Gap, Slippage und Nichtausführung: Wo das Stop-Modell endet
Warum kann der tatsächliche Verlust größer sein als Stückzahl mal Kursabstand, und was lässt sich vorher prüfen?
Das Modell und seine Grenze
Die Rechnung „Stückzahl × Kursabstand“ aus Positionsgröße und Stop-Abstand nimmt an, dass der Verkauf zum Stop-Kurs erfolgt. Drei Marktsituationen brechen diese Annahme, und keine davon ist exotisch. Vorhersagen lassen sie sich nicht, benennen schon, und eine davon, die Slippage, können Sie als Annahme in das Szenario-Tool eintragen.
Kurslücke (Gap)
Ein Gap entsteht, wenn der erste Kurs einer Handelssitzung deutlich vom letzten Kurs der vorherigen abweicht, typischerweise nach Unternehmensnachrichten über Nacht oder über das Wochenende.

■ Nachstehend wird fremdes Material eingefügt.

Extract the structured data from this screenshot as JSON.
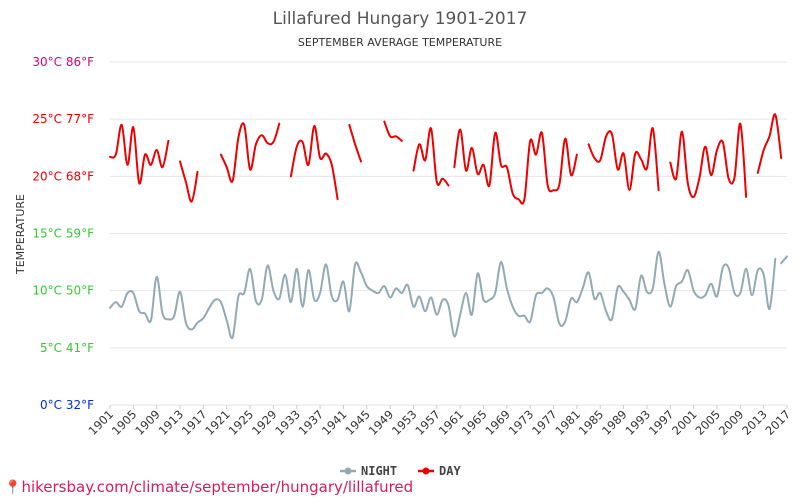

Eine Stop-Order löst dann beim ersten Kurs aus, der den Stop erreicht oder unterschreitet, und wird zu diesem Kurs oder schlechter ausgeführt. Der Stop-Kurs selbst wird in diesem Fall nicht gehandelt, weil zwischen Schlusskurs und Eröffnung schlicht kein Handel stattgefunden hat.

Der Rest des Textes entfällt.